Dieselpreise überholen Benzin: Mehrere Faktoren treiben die Kosten in Mecklenburg-Vorpommern
Diesel teurer als Benzin: Gründe für Preisanstieg in MV

Dieselpreise überholen Benzin: Mehrere Faktoren treiben die Kosten in Mecklenburg-Vorpommern

Viele Autofahrer in Mecklenburg-Vorpommern reiben sich derzeit verwundert die Augen an der Zapfsäule. Dieselkraftstoff kostet mancherorts mehr als Superbenzin, obwohl er lange als günstigere Alternative galt. Diese ungewöhnliche Entwicklung hat mehrere Gründe, von denen einige dauerhaft bleiben könnten.

Aktuelle Preissituation an den Tankstellen

Am Montagmorgen lagen die Dieselpreise in Neubrandenburg je nach Tankstelle zwischen 2,349 und 2,439 Euro pro Liter. Zum Vergleich: Super Plus kostete dort zwischen 2,319 und 2,509 Euro. In Prenzlau boten die Tankstellen Diesel zu einem Literpreis von 2,359 bis 2,399 Euro an, während Super Plus dort zwischen 2,319 und 2,439 Euro erhältlich war. Damit zieht Diesel an der Zapfsäule am Benzin vorbei und bleibt für viele Verbraucher teurer.

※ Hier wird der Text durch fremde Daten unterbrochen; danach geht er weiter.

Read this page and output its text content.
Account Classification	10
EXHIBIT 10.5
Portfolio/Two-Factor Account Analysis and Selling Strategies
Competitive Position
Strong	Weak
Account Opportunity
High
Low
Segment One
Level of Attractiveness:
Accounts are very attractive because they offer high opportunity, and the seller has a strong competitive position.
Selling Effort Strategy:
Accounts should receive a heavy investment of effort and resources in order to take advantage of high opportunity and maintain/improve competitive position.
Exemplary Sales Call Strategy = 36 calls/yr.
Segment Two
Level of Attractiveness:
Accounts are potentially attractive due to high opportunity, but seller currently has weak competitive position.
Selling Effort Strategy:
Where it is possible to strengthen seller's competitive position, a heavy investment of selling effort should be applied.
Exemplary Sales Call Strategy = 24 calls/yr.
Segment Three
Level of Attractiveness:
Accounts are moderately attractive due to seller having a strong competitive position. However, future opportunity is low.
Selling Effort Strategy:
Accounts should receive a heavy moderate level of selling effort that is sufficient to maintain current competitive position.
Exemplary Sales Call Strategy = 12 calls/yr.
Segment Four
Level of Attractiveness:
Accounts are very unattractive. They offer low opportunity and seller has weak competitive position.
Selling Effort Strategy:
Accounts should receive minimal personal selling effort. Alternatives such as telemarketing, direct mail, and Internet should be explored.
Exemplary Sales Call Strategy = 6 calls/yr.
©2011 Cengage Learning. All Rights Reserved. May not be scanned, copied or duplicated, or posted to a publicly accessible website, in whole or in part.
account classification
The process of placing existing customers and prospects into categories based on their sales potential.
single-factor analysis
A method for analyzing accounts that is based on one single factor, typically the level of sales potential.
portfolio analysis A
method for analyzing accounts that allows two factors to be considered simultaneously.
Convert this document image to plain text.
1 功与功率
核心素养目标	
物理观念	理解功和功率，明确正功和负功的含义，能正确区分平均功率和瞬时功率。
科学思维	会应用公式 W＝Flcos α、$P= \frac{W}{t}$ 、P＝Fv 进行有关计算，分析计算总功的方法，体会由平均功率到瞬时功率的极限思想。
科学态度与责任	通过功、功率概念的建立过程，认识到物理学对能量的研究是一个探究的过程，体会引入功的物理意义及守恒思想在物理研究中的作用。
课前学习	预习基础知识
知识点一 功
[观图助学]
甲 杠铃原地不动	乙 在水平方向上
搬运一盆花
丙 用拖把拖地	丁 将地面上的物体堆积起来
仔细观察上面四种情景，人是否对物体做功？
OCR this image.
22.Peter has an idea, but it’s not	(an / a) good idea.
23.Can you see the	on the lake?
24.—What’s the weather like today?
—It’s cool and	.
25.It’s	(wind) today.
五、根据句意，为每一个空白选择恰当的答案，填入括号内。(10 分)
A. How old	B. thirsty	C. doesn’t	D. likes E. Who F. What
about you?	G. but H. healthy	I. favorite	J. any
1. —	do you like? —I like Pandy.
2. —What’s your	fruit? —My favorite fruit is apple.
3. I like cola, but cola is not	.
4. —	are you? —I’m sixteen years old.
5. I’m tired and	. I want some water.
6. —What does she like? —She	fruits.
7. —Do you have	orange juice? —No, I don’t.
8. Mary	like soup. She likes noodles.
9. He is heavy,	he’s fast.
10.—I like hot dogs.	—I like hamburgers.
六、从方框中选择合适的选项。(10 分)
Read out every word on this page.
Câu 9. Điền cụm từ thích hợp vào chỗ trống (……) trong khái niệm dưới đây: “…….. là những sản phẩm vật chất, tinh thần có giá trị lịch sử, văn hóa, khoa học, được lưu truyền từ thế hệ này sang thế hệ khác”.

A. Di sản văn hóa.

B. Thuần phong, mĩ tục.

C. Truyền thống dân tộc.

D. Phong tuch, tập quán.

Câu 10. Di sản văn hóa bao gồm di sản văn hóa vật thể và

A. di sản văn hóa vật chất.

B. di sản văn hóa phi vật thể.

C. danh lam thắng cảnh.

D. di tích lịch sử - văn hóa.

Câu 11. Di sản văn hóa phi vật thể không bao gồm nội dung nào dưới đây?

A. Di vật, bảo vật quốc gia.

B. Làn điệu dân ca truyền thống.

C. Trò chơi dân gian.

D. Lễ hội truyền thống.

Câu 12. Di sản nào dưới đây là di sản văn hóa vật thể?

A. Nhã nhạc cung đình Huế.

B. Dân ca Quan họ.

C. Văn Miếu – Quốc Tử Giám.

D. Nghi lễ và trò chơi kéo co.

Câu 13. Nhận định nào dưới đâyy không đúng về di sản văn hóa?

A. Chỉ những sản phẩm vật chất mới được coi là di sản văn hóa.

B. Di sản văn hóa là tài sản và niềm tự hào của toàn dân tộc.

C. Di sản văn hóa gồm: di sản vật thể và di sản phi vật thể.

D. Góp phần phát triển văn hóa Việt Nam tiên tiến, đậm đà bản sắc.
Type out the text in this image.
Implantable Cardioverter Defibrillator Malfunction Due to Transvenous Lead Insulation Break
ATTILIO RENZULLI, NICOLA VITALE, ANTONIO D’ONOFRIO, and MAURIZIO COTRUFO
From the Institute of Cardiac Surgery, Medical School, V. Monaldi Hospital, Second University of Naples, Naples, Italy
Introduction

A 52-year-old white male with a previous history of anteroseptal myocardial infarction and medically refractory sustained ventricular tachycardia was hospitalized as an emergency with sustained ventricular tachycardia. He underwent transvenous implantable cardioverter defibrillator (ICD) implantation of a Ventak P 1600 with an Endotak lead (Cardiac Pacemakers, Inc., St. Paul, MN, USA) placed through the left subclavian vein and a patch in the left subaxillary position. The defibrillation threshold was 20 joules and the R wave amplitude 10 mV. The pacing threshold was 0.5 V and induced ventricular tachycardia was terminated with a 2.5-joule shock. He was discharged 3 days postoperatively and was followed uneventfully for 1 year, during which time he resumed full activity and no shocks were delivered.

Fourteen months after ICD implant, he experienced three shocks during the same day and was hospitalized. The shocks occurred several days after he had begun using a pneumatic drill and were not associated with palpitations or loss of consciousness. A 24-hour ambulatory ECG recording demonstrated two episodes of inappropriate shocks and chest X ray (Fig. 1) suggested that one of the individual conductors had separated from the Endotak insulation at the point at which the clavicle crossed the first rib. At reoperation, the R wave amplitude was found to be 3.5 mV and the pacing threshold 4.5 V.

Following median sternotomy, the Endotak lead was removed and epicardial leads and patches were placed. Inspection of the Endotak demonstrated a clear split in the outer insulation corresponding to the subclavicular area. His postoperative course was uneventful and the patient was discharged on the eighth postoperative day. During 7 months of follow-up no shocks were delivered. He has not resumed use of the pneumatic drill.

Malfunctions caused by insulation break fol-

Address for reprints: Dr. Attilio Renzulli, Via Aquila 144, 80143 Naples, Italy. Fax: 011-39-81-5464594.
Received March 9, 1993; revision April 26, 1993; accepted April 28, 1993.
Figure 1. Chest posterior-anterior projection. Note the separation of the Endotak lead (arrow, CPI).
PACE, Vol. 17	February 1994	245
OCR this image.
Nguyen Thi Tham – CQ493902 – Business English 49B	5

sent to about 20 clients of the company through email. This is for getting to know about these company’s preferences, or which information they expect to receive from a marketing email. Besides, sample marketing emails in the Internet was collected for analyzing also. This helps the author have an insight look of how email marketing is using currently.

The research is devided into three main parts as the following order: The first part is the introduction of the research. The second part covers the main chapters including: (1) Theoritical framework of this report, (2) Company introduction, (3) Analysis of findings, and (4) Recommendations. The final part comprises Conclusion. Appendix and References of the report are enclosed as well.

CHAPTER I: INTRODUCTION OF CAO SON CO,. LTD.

Warum Diesel empfindlicher auf Engpässe reagiert

Laut Experten reagiert Dieselkraftstoff empfindlicher auf Engpässe, weil er nicht nur im Pkw-Verkehr genutzt wird. Speditionen, Landwirtschaft und Industrie sind ebenfalls stark darauf angewiesen. Die Nachfrage bleibt daher konstant hoch – selbst wenn die Preise steigen. Ein zusätzlicher saisonaler Effekt kommt ins Spiel: Diesel ist eng mit Heizöl verwandt. Gerade in den kälteren Monaten steigt der Bedarf zusätzlich, was den Preis weiter nach oben treibt.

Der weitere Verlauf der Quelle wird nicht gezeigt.